Getting caught was copper thief’s salvation

Pat-web“Addiction is a battle, it’s a war.”

By all appearances, Pat L. was an ordinary family man. He’d rise each morning, get his kids off to school and go to work as an insulation contractor.

But in the wee hours of the night, he was a copper wire thief, so good he could make $1,000 to $5,000 every three days, enough to pay his bills and support his crystal meth habit.

To cover his tracks, he constantly lied to his wife, his three kids, his boss and his partners in crime.

“I thought I was smart enough to get away with it forever,” Pat says of his decade-long deception. “In the end, I was grateful for finally getting caught.
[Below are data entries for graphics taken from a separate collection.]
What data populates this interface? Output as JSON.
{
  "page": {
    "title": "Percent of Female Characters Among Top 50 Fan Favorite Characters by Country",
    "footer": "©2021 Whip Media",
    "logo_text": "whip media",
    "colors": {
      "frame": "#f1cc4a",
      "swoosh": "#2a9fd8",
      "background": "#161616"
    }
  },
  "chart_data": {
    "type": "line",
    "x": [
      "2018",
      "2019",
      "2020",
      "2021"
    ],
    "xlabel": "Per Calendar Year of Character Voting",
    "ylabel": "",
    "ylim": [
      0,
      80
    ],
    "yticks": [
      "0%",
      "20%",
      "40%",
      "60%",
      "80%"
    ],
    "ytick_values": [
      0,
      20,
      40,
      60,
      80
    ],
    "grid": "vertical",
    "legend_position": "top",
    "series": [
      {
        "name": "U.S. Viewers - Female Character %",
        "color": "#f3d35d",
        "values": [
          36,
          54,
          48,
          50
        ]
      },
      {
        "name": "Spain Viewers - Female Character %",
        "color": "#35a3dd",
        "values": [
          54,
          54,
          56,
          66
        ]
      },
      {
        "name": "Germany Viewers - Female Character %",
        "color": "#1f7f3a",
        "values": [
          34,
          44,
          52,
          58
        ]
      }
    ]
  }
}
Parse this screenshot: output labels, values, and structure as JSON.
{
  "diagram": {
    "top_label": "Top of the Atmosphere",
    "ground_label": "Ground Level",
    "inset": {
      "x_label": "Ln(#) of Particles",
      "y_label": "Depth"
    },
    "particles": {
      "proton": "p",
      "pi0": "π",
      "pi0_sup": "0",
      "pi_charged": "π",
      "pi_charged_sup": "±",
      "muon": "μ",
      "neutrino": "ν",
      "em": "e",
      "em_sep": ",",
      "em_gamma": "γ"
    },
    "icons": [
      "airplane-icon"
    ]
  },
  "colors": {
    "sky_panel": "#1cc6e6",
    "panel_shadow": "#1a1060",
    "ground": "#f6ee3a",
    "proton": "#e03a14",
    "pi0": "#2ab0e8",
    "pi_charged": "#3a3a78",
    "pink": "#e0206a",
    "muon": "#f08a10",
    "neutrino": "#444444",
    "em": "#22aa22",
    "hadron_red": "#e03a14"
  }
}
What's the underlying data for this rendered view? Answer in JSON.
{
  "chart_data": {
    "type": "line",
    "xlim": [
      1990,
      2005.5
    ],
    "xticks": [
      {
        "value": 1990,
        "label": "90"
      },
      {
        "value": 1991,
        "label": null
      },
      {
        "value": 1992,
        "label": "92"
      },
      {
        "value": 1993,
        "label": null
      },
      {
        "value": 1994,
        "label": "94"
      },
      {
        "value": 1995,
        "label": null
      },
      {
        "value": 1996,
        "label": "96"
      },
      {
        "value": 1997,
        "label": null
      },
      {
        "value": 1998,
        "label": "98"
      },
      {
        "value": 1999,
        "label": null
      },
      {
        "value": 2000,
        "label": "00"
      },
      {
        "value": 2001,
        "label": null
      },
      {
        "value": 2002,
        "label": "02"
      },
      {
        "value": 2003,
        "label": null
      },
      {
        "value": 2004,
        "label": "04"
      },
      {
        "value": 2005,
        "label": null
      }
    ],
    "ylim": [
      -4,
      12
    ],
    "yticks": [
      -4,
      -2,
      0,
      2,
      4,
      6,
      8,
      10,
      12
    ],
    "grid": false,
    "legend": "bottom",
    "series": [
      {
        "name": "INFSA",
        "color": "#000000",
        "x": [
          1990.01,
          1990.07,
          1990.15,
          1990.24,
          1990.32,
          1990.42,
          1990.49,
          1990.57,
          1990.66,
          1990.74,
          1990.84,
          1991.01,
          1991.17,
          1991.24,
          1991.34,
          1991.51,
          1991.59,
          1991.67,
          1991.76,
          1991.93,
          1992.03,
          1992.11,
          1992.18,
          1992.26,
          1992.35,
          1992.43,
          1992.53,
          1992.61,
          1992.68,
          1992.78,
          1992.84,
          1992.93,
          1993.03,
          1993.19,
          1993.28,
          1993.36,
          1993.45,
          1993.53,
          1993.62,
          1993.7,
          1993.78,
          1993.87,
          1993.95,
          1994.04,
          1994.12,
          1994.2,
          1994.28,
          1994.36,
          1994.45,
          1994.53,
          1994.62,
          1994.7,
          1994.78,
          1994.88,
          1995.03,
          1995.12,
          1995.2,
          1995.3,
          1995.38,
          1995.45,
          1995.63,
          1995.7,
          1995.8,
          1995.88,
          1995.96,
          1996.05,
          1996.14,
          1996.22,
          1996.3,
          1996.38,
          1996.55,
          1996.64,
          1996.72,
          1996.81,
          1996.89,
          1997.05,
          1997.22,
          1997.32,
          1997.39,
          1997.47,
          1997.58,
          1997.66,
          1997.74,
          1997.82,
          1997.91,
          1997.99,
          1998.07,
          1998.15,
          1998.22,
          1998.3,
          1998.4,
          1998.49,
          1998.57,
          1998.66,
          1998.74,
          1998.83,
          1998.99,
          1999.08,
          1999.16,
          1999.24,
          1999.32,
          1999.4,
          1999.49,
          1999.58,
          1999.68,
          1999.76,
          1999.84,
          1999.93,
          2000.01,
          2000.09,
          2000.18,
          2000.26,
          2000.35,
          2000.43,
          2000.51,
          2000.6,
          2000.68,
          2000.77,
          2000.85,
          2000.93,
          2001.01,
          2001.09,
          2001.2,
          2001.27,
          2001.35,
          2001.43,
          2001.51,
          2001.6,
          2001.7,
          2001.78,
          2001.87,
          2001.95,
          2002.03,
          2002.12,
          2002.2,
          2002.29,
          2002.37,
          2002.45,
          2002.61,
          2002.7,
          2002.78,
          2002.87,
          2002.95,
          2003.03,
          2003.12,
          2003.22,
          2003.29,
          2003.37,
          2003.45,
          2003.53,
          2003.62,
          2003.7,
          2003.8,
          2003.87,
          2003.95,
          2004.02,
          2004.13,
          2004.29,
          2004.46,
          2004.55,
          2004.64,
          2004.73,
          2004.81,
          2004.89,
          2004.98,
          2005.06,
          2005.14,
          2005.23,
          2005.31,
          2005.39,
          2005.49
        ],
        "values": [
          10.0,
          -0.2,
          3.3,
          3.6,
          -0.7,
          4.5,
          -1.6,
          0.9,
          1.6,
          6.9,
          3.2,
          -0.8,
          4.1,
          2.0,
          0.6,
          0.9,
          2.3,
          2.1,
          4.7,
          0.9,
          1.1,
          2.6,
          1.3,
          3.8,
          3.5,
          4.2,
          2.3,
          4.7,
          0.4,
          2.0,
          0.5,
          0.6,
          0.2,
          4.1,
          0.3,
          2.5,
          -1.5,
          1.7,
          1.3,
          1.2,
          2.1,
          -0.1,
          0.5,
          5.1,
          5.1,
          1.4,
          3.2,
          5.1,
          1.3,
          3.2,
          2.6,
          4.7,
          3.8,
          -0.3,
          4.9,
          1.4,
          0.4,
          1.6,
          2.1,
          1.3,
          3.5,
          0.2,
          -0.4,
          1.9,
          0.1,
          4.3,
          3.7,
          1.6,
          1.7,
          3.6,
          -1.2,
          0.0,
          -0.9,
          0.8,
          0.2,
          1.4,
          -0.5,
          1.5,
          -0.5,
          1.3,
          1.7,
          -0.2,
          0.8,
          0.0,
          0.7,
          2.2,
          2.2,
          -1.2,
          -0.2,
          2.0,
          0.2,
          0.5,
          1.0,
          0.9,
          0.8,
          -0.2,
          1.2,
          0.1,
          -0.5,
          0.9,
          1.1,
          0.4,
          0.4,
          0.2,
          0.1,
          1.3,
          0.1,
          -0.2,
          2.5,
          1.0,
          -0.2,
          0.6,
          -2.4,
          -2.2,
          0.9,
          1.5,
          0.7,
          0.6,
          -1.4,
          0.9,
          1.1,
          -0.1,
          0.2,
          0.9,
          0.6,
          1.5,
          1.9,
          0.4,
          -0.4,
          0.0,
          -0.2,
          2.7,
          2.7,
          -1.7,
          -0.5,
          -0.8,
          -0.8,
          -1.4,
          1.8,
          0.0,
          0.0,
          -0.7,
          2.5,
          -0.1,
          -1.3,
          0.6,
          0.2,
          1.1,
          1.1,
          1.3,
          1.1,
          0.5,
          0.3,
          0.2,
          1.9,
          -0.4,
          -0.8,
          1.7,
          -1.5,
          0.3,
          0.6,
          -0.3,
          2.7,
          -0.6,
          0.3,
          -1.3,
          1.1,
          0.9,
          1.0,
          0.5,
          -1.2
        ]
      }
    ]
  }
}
I couldn’t get out of the circle of using meth and theft.”

 

“I didn’t know where to go for help, but I knew I had to change something.”

Facing a potential three-year sentence, Pat quit his meth habit, sought treatment in Narcotics Anonymous and went to Calgary Drug Treatment Court, even though he wasn’t initially accepted into the program.

“They made a special exemption for me and implemented a day-treatment program to help me support my family,” he says. “I was the first person in the Calgary program able to stay at home, work at my job and do the treatment. Drug court taught me how to manage my life responsibly, to not get out of control with decisions but to think them through.”

Drug-free since 2012 and a graduate of the drug court program, Pat now coaches his kids’ football teams, takes them camping and dirt-bike riding. He enjoys giving back to the addict who still suffers and finds the service component of Narcotics Anonymous keeps him clean.

“I’m heavily involved in my kids’ lives, and my wife has stuck with me. I’m also heavily involved in the drug court. I’m not begging for the judge’s mercy any more. I’m sitting across the table from him as the ‘alumnae chair’. I’m also very involved with Narcotics Anonymous as a regional rep.

“Addiction is a battle, it’s a war. The ‘officers’ in our lives hold us accountable. They are the drug court, the judges, the 12-step groups, the treatment centres. We serve them.”